Rosie tries to smile at her. There’s no point in trying to explain what this is like to someone who hasn’t just given birth, how it feels to be so completely responsible for someone whose whole world depends upon you and your two breasts.

But when they get home, it turns out that everything really is all right. Beanie has been sleeping for four hours—like a miracle baby, Eliza says.

“See? What did I tell you? We have a miracle baby,” Jonathan says.

Rosie smiles weakly, and once he leaves to take Eliza home, she goes in and stands by the bassinet and watches the baby sleep. Her little cheeks are so full and luscious, and her little rosebud lips are so sweetly pooched up. Rosie reaches over and touches those seashell ears, the sweep of fine brown hair, and tears spring into her eyes. It’s all she can do not to scoop the baby up and nuzzle her.

She startles when Jonathan comes to the doorway. “Hey,” he whispers. “Come in here, I have a surprise for you.”

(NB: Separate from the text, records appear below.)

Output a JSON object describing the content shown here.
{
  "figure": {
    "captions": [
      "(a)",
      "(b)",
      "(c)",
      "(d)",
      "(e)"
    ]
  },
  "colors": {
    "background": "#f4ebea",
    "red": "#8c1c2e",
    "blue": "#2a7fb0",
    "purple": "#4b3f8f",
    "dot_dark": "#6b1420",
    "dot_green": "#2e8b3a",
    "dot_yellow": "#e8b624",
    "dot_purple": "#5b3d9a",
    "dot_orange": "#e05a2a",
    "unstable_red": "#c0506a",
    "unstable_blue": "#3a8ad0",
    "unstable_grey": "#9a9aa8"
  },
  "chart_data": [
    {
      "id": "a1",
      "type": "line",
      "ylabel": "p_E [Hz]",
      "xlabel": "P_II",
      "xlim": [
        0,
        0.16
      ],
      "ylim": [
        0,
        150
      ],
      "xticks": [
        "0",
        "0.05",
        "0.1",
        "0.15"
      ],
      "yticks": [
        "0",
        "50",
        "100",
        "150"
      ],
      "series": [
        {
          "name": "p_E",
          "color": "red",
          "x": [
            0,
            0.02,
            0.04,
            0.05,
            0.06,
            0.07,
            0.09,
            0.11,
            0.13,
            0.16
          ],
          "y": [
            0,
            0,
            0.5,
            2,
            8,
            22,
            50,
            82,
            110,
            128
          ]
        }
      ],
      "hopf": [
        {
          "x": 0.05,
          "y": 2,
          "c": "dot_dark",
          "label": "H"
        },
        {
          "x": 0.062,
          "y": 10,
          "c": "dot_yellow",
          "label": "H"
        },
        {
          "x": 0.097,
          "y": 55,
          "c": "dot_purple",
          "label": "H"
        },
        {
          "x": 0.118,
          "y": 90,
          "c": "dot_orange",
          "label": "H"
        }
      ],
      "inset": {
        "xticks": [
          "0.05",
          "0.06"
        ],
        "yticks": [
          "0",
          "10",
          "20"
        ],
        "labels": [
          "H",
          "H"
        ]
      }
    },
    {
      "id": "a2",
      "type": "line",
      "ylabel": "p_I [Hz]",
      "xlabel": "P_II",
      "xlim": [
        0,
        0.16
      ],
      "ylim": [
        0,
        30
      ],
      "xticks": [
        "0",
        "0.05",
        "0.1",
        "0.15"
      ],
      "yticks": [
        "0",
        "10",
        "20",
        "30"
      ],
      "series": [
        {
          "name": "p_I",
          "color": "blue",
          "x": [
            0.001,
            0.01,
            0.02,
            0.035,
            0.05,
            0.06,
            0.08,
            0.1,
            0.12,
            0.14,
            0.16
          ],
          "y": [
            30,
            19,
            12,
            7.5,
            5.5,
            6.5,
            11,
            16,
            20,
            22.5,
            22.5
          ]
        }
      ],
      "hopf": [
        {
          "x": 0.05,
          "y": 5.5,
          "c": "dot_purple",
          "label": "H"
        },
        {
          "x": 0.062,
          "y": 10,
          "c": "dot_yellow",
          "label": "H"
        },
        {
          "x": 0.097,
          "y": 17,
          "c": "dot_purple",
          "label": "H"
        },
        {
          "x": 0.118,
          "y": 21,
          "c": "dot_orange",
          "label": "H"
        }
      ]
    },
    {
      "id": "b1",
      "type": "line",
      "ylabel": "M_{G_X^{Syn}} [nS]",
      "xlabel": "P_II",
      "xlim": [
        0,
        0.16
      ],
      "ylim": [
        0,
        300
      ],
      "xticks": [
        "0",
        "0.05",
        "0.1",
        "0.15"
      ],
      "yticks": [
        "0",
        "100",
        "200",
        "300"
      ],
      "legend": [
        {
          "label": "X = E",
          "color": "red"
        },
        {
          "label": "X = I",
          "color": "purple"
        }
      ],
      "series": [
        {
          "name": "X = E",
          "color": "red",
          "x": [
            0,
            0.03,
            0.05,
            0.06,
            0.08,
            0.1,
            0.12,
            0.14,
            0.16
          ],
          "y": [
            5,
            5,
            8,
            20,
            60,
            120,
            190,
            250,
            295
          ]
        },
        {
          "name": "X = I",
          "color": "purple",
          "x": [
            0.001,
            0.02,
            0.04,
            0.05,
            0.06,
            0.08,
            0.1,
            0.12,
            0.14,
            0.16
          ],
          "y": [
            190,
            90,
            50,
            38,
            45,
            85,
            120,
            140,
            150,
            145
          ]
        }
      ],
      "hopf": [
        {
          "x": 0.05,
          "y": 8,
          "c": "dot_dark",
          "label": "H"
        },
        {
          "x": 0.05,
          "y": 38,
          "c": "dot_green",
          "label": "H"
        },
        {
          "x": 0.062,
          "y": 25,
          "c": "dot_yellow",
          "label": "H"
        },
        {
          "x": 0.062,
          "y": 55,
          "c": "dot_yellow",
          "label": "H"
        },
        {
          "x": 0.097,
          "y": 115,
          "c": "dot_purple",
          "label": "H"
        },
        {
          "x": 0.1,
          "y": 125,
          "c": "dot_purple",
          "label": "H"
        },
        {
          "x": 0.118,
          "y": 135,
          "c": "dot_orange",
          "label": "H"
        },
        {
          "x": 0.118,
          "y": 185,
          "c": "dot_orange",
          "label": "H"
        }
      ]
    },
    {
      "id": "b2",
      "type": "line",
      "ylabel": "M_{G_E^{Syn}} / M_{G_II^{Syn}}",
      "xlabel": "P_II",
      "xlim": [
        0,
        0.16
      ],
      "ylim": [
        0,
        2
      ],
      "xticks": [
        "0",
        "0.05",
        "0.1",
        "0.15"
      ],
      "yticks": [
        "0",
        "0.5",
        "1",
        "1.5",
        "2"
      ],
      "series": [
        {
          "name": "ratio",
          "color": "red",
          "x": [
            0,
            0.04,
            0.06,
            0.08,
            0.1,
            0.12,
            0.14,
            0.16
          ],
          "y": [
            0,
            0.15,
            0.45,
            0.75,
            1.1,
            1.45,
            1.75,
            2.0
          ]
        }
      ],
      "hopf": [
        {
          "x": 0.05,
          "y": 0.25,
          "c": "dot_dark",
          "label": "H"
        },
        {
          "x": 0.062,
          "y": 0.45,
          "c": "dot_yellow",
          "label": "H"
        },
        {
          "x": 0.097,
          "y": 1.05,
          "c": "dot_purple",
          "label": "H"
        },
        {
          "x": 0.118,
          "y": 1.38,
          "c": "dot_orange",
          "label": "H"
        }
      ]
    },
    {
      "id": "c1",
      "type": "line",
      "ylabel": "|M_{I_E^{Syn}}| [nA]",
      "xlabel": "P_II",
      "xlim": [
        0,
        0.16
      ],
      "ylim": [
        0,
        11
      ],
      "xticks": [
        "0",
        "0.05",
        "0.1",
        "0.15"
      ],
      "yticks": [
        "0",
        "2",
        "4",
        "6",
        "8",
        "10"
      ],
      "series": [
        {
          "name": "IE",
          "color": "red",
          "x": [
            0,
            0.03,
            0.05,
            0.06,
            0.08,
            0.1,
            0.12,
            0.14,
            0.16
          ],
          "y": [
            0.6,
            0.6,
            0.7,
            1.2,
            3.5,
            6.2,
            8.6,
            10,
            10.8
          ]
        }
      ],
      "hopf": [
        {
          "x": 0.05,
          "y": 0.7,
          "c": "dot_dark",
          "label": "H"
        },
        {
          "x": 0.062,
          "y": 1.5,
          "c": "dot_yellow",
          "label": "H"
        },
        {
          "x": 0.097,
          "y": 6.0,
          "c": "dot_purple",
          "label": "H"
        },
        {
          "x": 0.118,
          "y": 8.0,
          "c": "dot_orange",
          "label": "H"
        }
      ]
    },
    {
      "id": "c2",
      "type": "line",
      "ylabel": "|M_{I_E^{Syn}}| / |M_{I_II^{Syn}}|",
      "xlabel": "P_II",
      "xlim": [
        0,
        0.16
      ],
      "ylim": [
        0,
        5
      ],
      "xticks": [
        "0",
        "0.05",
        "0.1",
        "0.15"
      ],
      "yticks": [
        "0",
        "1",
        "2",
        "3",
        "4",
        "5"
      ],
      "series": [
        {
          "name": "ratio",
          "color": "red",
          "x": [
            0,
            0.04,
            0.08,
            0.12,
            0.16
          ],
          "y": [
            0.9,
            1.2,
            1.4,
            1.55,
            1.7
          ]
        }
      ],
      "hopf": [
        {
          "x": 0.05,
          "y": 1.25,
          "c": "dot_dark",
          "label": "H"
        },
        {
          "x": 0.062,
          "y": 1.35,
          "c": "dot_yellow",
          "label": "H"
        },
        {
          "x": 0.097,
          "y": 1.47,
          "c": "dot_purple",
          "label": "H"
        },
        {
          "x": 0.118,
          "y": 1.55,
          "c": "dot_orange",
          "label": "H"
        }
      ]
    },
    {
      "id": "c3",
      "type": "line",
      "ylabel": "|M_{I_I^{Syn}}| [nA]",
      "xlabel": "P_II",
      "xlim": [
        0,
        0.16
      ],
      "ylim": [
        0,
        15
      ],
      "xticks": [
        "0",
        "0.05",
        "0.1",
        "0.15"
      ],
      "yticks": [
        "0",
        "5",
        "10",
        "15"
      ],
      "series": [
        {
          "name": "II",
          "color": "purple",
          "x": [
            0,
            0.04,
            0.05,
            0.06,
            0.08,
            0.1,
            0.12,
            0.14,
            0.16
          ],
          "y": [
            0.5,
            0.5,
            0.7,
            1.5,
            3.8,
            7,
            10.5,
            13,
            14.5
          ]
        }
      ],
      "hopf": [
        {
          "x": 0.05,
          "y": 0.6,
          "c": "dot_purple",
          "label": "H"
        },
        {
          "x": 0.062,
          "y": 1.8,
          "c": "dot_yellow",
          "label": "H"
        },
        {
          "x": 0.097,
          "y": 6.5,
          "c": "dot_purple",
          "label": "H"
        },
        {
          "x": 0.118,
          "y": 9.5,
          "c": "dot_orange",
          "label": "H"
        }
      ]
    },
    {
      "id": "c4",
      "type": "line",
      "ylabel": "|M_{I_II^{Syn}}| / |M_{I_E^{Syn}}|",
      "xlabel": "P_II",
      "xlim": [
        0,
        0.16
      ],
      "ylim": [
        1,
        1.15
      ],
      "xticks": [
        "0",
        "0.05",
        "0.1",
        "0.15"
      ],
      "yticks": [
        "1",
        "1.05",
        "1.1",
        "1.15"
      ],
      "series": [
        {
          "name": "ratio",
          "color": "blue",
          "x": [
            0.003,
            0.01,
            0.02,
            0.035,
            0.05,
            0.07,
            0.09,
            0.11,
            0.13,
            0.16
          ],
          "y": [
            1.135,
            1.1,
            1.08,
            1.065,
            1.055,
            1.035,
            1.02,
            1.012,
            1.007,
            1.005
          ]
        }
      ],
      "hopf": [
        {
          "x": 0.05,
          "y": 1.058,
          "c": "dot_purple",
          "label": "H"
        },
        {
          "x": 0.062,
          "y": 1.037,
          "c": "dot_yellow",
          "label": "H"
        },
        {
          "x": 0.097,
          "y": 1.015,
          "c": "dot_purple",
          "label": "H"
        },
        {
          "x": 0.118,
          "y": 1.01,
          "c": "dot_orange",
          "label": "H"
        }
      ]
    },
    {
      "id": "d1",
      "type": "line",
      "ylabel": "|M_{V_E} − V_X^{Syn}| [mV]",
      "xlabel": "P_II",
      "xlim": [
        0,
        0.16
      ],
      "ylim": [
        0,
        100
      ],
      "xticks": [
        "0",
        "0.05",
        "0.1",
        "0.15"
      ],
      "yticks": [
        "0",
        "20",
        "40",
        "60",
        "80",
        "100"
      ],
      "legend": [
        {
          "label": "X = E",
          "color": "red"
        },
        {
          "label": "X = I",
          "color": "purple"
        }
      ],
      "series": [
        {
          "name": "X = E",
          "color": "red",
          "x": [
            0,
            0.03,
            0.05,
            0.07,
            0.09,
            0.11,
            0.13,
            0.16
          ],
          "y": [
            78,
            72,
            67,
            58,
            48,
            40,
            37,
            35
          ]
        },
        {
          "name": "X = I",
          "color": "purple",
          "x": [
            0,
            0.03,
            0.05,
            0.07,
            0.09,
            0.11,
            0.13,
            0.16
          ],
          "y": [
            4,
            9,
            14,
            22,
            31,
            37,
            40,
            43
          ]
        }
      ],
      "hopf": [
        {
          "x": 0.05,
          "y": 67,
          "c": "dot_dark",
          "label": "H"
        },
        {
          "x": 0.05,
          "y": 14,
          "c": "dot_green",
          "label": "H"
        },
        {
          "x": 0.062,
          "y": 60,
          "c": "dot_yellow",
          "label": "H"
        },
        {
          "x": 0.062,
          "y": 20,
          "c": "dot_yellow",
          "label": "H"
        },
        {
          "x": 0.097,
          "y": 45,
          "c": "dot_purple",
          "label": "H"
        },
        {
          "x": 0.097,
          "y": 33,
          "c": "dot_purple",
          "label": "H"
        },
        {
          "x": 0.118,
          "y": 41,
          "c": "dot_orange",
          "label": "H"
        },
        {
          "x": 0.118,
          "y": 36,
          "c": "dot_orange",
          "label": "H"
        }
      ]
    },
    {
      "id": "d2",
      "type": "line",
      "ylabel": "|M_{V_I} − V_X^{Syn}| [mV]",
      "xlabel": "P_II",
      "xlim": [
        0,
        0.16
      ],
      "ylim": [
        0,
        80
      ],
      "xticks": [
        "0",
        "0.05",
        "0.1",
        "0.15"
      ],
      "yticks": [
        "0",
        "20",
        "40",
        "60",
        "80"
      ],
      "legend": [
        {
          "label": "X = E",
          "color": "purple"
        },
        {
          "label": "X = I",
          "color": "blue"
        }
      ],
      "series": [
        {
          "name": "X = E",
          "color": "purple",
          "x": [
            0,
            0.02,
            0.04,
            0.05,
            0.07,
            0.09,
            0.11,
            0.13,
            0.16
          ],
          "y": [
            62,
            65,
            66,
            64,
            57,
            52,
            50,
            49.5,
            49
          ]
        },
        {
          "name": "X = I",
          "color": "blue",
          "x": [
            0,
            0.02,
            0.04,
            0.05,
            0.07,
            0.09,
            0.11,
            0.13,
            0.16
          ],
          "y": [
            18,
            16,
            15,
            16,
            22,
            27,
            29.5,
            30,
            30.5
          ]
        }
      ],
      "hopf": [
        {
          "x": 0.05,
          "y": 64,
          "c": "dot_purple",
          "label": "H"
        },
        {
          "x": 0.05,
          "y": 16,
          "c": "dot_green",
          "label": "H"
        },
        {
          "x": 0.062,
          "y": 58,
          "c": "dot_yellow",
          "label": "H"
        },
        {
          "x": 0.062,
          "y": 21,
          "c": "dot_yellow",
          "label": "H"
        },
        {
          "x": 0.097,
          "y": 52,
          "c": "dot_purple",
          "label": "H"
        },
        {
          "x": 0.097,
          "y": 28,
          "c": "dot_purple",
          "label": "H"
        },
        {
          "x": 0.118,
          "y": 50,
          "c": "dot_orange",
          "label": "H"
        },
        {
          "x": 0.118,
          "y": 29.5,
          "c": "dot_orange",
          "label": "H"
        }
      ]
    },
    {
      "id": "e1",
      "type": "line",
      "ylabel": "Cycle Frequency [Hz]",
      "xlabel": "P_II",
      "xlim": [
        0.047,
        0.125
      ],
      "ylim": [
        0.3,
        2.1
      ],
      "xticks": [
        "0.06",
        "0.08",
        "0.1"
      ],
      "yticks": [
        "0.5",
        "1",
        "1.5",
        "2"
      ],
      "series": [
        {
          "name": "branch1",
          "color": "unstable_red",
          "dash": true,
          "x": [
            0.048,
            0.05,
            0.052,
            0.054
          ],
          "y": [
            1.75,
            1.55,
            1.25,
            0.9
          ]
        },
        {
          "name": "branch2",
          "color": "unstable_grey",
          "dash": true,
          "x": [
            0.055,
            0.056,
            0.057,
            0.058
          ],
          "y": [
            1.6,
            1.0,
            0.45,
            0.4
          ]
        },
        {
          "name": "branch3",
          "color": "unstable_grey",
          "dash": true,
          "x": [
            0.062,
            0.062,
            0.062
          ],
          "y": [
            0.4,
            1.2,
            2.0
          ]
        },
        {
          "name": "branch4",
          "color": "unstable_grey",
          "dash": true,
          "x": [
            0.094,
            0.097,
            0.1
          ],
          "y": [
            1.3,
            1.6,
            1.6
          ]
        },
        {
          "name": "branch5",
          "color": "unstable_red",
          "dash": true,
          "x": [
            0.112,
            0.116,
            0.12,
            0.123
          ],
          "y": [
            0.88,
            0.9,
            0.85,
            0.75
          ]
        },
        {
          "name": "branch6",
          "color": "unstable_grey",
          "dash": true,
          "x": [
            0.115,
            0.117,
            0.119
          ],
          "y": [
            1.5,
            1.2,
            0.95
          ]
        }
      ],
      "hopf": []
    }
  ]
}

“Sssh. Come look at her. Tiptoe.”

But he’s already moved away from the door. After a moment, she goes into their bedroom, takes off her cardigan and her dress, and slips on her nightgown and sits down on the bed. He’s in the bathroom, looking at his teeth in the mirror.

“Whew, I’m so tired, but wine keeps me awake now, I’ve noticed,” she says. She takes her earrings off and looks over at him. “So what’s this surprise you have for me? The fact that you’re about to leave me and go on a business trip? Because I kind of figured that out with the context clues tonight.”

He comes over to the bed and stretches out next to her and grins suggestively. “Nooo. I believe that six weeks are officially up, and things are back to normal … down there,” he says, waggling his eyebrows and pointing toward her crotch. “I thought we’d …”

“Well, this is sort of out of the blue,” she says. She stands up and puts her earrings on the dresser.

“Yep, I’ve been holding myself back,” he says. “But tonight’s the night. Come over here and let me reintroduce you to your old friend Mr. Happy.”

“Jonathan, honestly? I’m kind of tired, and the baby is going to wake up in a minute and need to nurse, and also—as long as we’re talking about surprises, I can’t believe you didn’t tell me about the Cincinnati trip.”

“I didn’t tell you because I just found out about the trip tonight. You were there with me when I heard we’d gotten the bid.”

“But I didn’t even know it was a possibility. Why are you still acquiring cups when you have so many? You said yourself that the museum isn’t doing all that well—”

“People aren’t going to keep coming to see the same old, same old,” he says. “And look. Do you really want to get into a business discussion right now? Come on, I want you. Let’s get naked and frisky.”

“But I can’t believe you’re leaving me alone,” she says. “You’re taking off!”

“It’s only for two days,” he says. “You’ve never cared about me going away before.”

“But we have a baby now,” she says. “Can’t you see how frightening it might be for me?”

“You’re frightened of the baby?” He stares at her. “You, Rosie Kelley, are scared to be with the baby without me here? Me, who is pretty much useless since I know nothing about babies. I don’t even hold her the right way. You’re not scared, and you know it.”

“Things could happen. And I’m all by myself here without my friends or anybody I can call on if something happens—”

“Call Judith. Call the doctor. What’s going to happen?”

“Who knows what could happen? She could cry all night, she could stop breathing, I could fall down—”

“Rosie, Rosie, Rosie. It’s fine. Come here and let’s get into this bed together.”

“No,” she says, and starts to cry in earnest. “Jonathan, I can’t do this. I’m so sad all the time, and I miss my friends and I feel bad when I have to try to make friends with other people, and you’re the only person I have to depend on, and I’m trying so hard to get used to it here, but it’s so weird, and I’m lonely. I’m just lonely.”

“You’re lonely?” he says. “Well, now that’s ironic, isn’t it? Here I am, right here, wanting to hold you, and this
could
be a good sexy, reuniting time, but instead you’ve picked this time to have a fight.”